Nitrogen containing compounds cannot be stored in the body and therefore any excess of these must be excreted to prevent poisoning. Most aquatic species, such as bony fishes, excrete amino nitrogen as ammonia and are thus called amonotelic animals; most terrestrials animals excrete amino nitrogen in the form of urea and are thus ureotelic; and birds and reptiles excrete amino nitrogen as uric acid and are called uricotelic. Plants recycle virtually all amino groups, and nitrogen excretion occurs only under very unusual circumstances hence there is no general pathway for nitrogen excretion. In ureotelic organisms, the ammonia in the mitochondria of hepatocytes is converted to urea via the urea cycle.

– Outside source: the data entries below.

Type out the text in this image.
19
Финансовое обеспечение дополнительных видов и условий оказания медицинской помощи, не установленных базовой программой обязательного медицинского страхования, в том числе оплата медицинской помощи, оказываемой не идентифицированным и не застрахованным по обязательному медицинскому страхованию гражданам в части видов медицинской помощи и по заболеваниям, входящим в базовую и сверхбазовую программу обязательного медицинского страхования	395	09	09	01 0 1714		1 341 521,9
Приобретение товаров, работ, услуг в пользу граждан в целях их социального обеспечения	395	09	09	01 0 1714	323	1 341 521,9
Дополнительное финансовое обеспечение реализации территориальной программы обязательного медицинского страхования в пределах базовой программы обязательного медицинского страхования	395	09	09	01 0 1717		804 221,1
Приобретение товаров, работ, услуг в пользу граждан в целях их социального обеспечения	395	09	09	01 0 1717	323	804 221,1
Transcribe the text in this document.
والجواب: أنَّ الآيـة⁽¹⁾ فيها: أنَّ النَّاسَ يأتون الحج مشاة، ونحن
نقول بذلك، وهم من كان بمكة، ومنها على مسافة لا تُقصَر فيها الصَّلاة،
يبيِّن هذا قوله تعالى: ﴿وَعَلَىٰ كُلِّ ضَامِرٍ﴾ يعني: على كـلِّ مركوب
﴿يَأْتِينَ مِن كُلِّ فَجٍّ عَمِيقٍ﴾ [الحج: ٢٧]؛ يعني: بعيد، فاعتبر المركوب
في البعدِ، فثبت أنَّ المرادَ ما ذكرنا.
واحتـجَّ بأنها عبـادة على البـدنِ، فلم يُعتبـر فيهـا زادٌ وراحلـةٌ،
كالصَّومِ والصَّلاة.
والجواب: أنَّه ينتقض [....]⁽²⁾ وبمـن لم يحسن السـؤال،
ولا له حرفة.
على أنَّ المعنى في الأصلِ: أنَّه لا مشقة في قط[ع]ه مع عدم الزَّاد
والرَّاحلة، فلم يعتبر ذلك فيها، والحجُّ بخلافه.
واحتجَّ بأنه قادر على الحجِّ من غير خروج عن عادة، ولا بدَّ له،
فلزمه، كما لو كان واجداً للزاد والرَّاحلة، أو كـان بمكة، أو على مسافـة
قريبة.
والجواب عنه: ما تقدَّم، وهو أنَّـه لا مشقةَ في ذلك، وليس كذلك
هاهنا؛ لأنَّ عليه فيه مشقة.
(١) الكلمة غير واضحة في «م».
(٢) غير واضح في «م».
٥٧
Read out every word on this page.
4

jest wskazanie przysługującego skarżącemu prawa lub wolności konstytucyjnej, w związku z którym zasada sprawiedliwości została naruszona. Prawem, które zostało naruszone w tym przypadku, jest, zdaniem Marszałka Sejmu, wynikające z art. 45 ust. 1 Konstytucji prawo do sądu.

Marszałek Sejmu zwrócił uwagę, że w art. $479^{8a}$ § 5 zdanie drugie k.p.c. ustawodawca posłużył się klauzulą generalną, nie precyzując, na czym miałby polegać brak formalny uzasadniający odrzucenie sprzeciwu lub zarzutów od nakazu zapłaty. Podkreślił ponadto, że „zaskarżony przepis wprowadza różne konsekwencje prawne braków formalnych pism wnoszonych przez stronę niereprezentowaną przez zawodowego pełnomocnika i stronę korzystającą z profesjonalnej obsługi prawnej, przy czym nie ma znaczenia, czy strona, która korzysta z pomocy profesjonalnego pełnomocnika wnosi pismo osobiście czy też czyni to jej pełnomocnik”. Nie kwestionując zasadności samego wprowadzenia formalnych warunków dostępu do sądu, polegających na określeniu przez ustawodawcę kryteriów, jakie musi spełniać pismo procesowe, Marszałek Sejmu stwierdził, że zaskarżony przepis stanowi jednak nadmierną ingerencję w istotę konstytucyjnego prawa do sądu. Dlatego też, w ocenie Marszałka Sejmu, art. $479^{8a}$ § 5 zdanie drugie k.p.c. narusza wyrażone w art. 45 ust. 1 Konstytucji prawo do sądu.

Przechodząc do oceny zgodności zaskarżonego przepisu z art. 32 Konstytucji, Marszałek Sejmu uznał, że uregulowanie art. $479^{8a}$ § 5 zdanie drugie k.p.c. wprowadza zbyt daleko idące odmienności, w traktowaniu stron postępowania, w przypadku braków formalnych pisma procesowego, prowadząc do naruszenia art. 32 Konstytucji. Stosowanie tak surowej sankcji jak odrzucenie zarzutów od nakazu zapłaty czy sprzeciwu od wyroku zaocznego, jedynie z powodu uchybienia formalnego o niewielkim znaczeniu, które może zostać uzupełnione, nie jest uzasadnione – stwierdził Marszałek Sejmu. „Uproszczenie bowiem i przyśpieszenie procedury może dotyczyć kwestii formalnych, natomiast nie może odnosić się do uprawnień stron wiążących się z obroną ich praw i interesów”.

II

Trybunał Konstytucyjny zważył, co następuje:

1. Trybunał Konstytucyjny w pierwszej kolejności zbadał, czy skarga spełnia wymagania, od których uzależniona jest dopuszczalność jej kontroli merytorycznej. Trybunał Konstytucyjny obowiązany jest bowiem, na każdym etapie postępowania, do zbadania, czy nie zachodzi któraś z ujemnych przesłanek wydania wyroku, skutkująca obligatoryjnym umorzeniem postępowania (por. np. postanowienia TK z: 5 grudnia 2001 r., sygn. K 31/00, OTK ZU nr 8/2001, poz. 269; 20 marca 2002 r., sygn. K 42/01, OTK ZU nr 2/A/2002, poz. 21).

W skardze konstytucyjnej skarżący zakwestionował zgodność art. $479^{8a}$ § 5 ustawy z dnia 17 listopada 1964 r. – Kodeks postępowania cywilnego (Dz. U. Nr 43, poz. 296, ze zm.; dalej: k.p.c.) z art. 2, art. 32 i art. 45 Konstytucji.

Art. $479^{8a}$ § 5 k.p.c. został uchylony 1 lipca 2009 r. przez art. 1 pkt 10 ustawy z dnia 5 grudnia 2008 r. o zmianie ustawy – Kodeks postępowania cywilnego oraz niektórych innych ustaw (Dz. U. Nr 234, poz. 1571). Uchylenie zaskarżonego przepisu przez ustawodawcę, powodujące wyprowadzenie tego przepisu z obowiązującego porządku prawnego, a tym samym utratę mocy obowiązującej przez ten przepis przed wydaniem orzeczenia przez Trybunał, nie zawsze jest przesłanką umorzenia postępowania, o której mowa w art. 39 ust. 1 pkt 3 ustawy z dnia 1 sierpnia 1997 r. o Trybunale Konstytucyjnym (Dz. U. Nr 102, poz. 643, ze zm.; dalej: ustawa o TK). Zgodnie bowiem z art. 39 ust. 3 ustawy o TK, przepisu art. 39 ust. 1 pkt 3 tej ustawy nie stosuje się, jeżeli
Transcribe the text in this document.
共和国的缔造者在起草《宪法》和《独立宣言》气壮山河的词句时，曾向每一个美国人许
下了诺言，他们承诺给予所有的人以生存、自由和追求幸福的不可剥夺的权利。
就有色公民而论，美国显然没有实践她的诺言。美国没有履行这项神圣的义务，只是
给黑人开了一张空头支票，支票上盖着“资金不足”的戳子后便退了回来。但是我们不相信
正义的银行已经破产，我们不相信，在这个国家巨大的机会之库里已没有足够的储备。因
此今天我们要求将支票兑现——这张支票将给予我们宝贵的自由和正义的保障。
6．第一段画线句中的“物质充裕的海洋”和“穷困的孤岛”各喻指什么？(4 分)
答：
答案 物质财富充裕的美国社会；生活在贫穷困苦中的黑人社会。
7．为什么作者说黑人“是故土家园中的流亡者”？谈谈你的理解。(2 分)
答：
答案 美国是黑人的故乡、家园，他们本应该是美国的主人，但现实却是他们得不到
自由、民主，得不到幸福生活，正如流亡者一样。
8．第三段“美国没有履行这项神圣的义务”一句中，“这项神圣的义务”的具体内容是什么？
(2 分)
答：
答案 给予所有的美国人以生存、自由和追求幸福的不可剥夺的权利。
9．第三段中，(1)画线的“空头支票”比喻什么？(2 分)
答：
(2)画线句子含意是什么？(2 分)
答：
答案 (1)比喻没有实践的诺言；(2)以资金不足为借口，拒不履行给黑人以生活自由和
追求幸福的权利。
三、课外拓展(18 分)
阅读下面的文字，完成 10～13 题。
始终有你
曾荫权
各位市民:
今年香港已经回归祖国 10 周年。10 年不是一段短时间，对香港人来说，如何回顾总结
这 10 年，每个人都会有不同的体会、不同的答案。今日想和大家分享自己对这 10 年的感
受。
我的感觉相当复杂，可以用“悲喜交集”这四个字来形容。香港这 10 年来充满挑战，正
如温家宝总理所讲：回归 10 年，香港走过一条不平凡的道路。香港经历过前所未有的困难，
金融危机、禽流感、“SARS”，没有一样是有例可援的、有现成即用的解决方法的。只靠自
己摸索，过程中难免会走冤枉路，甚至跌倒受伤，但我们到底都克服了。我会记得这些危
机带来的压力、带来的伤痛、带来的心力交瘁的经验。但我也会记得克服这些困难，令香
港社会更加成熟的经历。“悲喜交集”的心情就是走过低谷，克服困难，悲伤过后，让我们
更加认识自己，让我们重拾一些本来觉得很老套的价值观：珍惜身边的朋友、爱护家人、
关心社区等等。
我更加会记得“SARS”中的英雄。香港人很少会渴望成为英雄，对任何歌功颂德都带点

The urea cycle was discovered by Hans Krebs and Kurt Henseleit who found it almost exclusively occurs in the liver. In their experiments they revealed that urea formation from ammonia was greatly accelerated by adding any one of three amino acids: ornithine, citrulline, or arginine. From this result and other data they deduced that a cyclic process occurs , in which ornithine plays a role resembling that of oxaloacetate in the citric acid cycle. A molecule of ornithine combines with one molecules of ammonia and one of CO2 to form citrulline. A second amino group is added to citrullinw to form arginine, which is then hydrolysed to yield urea, with regeneration of ornithine.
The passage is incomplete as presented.